MOSKOF CARİYE HÜRREM


Demet Altınyeleklioğlu' nun ilk kitabı. Okunması gerçekten çok keyifli olan bu kitapta yer yer abartıları gözden kaçırmak mümkün değil. Zira insanın gözüne gözüne sokulmuş. Yazar' ın o dönemi yaşamış gibi bir anlatımı var. Anlatımında günümüze ait pek çok kelime kullanmış. Elif Şafak' ın Aşk adlı kitabında da aynı durum söz konusuydu. Anlatımdaki bu üslup okuyucuya kendini kitabın içinde hissetme şansını tanırken bir yandan da olayların geçtiği dönemden bir adım uzaklaştırmış oluyor. (İskender Pala' nın Katre-i Matem'inde ise bunun tam tersi var.
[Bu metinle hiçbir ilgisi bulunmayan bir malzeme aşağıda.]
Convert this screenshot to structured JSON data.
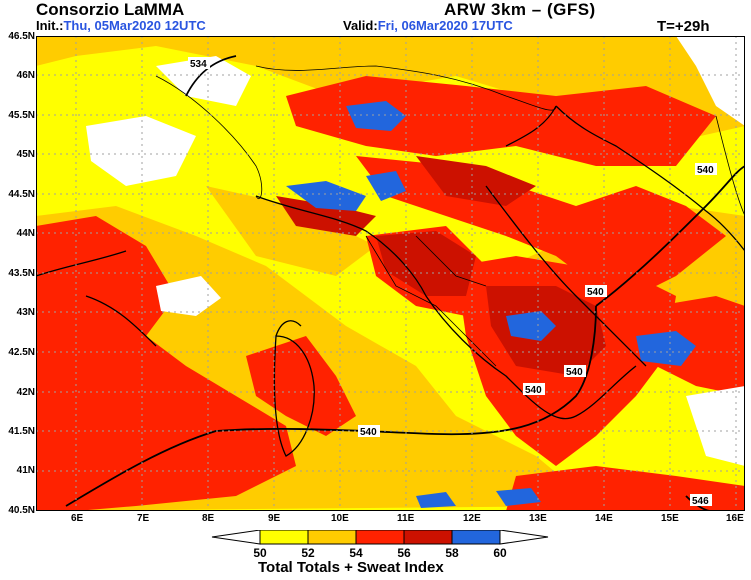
{
  "header": {
    "title_left": "Consorzio LaMMA",
    "title_right": "ARW 3km – (GFS)",
    "init_label": "Init.:",
    "init_value": "Thu, 05Mar2020  12UTC",
    "valid_label": "Valid:",
    "valid_value": "Fri,  06Mar2020  17UTC",
    "step": "T=+29h"
  },
  "map": {
    "lat_labels": [
      "46.5N",
      "46N",
      "45.5N",
      "45N",
      "44.5N",
      "44N",
      "43.5N",
      "43N",
      "42.5N",
      "42N",
      "41.5N",
      "41N",
      "40.5N"
    ],
    "lon_labels": [
      "6E",
      "7E",
      "8E",
      "9E",
      "10E",
      "11E",
      "12E",
      "13E",
      "14E",
      "15E",
      "16E"
    ],
    "lat_range": [
      40.5,
      46.5
    ],
    "lon_range": [
      5.4,
      16.1
    ],
    "contour_labels": [
      "534",
      "540",
      "540",
      "540",
      "540",
      "540",
      "546"
    ]
  },
  "legend": {
    "title": "Total Totals + Sweat Index",
    "values": [
      "50",
      "52",
      "54",
      "56",
      "58",
      "60"
    ],
    "colors": [
      "#ffffff",
      "#ffff00",
      "#ffcc00",
      "#ff2200",
      "#cc1100",
      "#2266dd"
    ],
    "text_color": "#2a55e0"
  }
}
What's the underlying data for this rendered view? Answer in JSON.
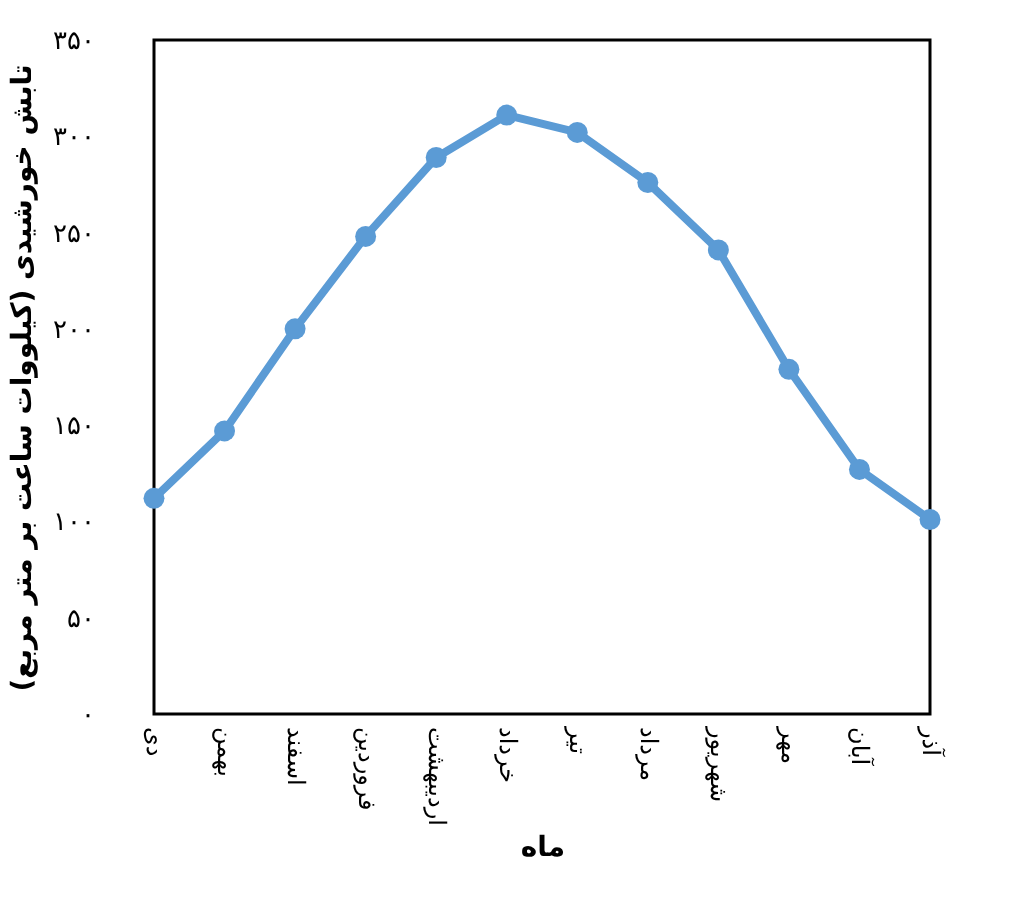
{
  "chart_data": {
    "type": "line",
    "xlabel": "ماه",
    "ylabel": "تابش خورشیدی (کیلووات ساعت بر متر مربع)",
    "categories": [
      "دی",
      "بهمن",
      "اسفند",
      "فروردین",
      "اردیبهشت",
      "خرداد",
      "تیر",
      "مرداد",
      "شهریور",
      "مهر",
      "آبان",
      "آذر"
    ],
    "series": [
      {
        "color": "#5b9bd5",
        "values": [
          112,
          147,
          200,
          248,
          289,
          311,
          302,
          276,
          241,
          179,
          127,
          101
        ]
      }
    ],
    "ylim": [
      0,
      350
    ],
    "yticks": [
      {
        "value": 0,
        "label": "۰"
      },
      {
        "value": 50,
        "label": "۵۰"
      },
      {
        "value": 100,
        "label": "۱۰۰"
      },
      {
        "value": 150,
        "label": "۱۵۰"
      },
      {
        "value": 200,
        "label": "۲۰۰"
      },
      {
        "value": 250,
        "label": "۲۵۰"
      },
      {
        "value": 300,
        "label": "۳۰۰"
      },
      {
        "value": 350,
        "label": "۳۵۰"
      }
    ],
    "grid": false,
    "marker": "circle",
    "line_style": "solid"
  }
}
Bu sefer de kitabı okumak için sözlük geriyor insana:) Ama benim kastettiğim kullanılan kelimelerin günümüz Türkçesi olması değil. İfadelerin modern olması.)Ancak yine de kitapta dönemin sosyal hayatı, saray hayatı, bir kadının tutkuları, ihtirasları, yaptıkları ve yapabilecekleri çok güzel anlatılmış. (Ve şunu anladımki her devirde kadınlar aynıymış) Kanuni Sultan Süleyman' a bir kez daha hayran bıraktıracakken tam da o sırada Hürrem, kız kardeşinin kocası İbrahim Paşa ve defterdar vs. koskoca Kanuni' yi tabiri caizse aptal yerine koymuşlar. Kanuni öyle bir pozisyonda kalmışki, etrafında pek çok insan onun tahtıyla ve soyuyla ilgili çalışmalar yaparken o saf aşık rolünde kalmış. Bazı olayların hayal ürünü olduğunu kitabın sonunda yazar açıklamış ancak hangileri hayal ürünü hangileir değil anlayabilmek bazen güçleşiyor. Kitabı okuduktan sonra bende bir Osmanlı tarihini derinlemesine araştırma merakı uyandıki sormayın. Kendime çizdiğim yolda artık Osmanlı tarihi de var. Ancak roman şeklinde değil de daha çok bilgi yığını şeklinde olacak okuyacaklarım. Objektif delilleri olan kitaplarla bunu sağlamak hedefindeyim...

Kitaplardan bu kadar söz etmişken Ankara' da kitapçılar arasındaki fiyat farklarına değinmeden geçemeyeceğim. Dost kitabevinde 11,5 TL olan bir kitap Akçağ kitabevinde 2,5 TL! Başka kitaplarda da aralarında 5 TL civarında farklar olduğunu gördüm. Sonuç olarak internetten kita almak daha mantıklı geliyor bana artık. Tabiki kitabı görmeden, kokusunu almadan kitap alamayan benim gibiler için çok zor bir durum ancak bir-iki kitap fazla alabilmek için buna değer sanırım.